The nutritional flexibility of M. tuberculosis (Mtb) along with its ability to co-metabolise multiple substrates is well-known, and lends the pathogen immense adaptability. In response to an infection, immune cells (including macrophages) switch from oxidative phosphorylation to aerobic glycolysis in order to meet increased energy requirements, generating lactate in the process - a process often referred to as the Warburg effect.
Researchers from Hannover Medical School demonstrate for the first time that Mtb can utilise L-lactate as a sole carbon source for growth in vitro, and that this is contingent on the presence of a mycobacterial quinone-dependent lactate dehydrogenase, LldD2. Carbon-13 labelling reveals lactate is metabolised predominantly via gluconeogenesis to generate biomass. As gluconeogenic enzymes have previously been shown to be crucial for intracellular survival of M. tuberculosis, this highlights the benefit of lactate utilisation.

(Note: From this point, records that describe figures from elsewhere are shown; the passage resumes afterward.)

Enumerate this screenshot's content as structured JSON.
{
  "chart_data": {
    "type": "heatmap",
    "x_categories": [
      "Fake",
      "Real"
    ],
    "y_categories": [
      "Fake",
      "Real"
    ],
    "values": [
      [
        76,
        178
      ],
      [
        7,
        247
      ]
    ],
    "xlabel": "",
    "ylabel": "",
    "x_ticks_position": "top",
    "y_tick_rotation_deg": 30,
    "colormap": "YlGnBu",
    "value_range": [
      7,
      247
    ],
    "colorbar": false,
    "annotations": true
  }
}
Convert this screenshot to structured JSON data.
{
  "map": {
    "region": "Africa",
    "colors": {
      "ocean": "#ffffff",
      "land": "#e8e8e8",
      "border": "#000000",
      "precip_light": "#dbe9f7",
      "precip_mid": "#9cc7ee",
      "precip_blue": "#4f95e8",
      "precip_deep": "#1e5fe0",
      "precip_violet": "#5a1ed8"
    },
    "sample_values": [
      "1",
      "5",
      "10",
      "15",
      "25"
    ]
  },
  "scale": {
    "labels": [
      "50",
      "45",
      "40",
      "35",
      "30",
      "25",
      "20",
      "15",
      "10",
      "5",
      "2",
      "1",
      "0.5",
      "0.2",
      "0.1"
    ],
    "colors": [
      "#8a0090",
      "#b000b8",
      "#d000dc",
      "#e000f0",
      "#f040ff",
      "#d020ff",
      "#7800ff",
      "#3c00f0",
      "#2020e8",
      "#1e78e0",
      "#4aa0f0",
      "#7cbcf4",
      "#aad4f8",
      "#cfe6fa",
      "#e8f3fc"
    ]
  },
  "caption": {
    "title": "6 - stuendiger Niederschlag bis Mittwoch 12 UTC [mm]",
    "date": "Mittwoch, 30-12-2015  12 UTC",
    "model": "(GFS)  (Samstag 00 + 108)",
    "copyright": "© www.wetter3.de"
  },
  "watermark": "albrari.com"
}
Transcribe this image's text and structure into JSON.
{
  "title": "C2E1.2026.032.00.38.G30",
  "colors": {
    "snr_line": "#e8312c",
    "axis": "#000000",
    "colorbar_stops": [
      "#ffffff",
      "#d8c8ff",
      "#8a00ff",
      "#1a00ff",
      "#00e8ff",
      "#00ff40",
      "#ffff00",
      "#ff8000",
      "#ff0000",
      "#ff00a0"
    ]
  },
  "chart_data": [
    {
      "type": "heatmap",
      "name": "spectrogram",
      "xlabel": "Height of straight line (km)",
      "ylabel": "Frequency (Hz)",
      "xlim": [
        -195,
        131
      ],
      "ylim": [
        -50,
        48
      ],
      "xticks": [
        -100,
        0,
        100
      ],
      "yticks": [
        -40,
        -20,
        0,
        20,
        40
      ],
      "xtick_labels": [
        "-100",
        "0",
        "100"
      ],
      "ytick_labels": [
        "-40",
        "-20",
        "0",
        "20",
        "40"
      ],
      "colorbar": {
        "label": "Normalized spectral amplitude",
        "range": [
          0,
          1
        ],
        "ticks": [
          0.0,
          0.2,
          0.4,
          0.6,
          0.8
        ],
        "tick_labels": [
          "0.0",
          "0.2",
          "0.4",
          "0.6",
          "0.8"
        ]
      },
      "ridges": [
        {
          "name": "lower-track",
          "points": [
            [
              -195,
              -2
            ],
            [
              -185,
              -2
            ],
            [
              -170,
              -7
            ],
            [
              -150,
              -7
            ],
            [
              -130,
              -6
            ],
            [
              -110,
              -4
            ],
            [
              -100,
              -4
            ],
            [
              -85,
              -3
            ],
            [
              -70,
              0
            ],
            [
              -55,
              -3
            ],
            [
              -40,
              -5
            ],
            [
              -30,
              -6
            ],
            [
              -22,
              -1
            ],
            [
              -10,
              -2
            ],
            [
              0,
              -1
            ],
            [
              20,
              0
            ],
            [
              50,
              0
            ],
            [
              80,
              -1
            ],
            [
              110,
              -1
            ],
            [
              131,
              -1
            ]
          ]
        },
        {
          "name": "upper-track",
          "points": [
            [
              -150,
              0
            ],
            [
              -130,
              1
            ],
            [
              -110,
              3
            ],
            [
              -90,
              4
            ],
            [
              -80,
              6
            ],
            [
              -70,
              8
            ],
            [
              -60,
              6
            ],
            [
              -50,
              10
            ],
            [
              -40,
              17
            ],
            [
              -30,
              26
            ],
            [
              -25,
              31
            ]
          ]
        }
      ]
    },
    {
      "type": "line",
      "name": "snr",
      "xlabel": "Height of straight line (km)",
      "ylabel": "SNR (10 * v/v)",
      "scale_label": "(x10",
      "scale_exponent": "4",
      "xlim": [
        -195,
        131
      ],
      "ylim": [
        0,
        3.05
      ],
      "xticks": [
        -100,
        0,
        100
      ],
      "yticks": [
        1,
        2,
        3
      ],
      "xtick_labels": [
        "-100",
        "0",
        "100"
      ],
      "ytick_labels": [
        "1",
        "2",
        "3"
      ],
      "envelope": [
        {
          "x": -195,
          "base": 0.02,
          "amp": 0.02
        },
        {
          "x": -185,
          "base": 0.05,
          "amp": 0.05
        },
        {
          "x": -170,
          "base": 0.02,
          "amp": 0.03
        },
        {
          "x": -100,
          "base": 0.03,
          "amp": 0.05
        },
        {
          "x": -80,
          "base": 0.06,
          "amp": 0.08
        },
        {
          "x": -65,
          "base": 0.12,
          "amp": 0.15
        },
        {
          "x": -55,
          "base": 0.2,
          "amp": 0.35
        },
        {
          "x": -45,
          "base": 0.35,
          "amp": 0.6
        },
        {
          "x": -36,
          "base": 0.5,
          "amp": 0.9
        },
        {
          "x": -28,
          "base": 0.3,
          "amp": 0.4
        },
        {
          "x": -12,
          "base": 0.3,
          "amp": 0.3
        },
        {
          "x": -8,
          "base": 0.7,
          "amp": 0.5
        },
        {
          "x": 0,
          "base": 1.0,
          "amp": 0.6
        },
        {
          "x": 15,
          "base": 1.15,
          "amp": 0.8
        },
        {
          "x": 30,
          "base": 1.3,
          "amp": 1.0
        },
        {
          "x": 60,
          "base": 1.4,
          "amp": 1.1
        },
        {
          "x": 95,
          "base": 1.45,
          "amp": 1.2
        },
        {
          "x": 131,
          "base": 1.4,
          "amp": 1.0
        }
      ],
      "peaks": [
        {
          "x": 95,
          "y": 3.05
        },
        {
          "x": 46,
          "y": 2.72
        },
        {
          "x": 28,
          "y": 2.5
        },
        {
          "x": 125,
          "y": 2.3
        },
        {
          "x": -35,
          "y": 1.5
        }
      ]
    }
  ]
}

Removal of LldD2 in the knockout strain ∆lldd2 renders the organisms unable to proliferate in human monocyte-derived macrophages. The authors interpret this to mean lactate oxidation is essential for intracellular growth of Mtb in macrophages, although the study itself shows that LldD2 has a role in metabolising other compounds. In addition, the authors demonstrate that excessive lactate considerably slows the growth of Mtb in culture, speculating this may be related to lactate production correlating with increases in oxidative stress.
Therefore, this paper seems to demonstrate that through expression of the lactate dehydrogenase LldD2 within a macrophage that has been activated and undergoing a Warburg switch in its metabolism, Mtb can not only remove accumulated lactate to prevent ROS build-up but also consume lactate as a source of energy to facilitate its survival and growth. Looks like Mtb is once again making the most of its environment to its own advantage and it also renders LldD2 an attractive drug target for researchers with the skills to make things like that!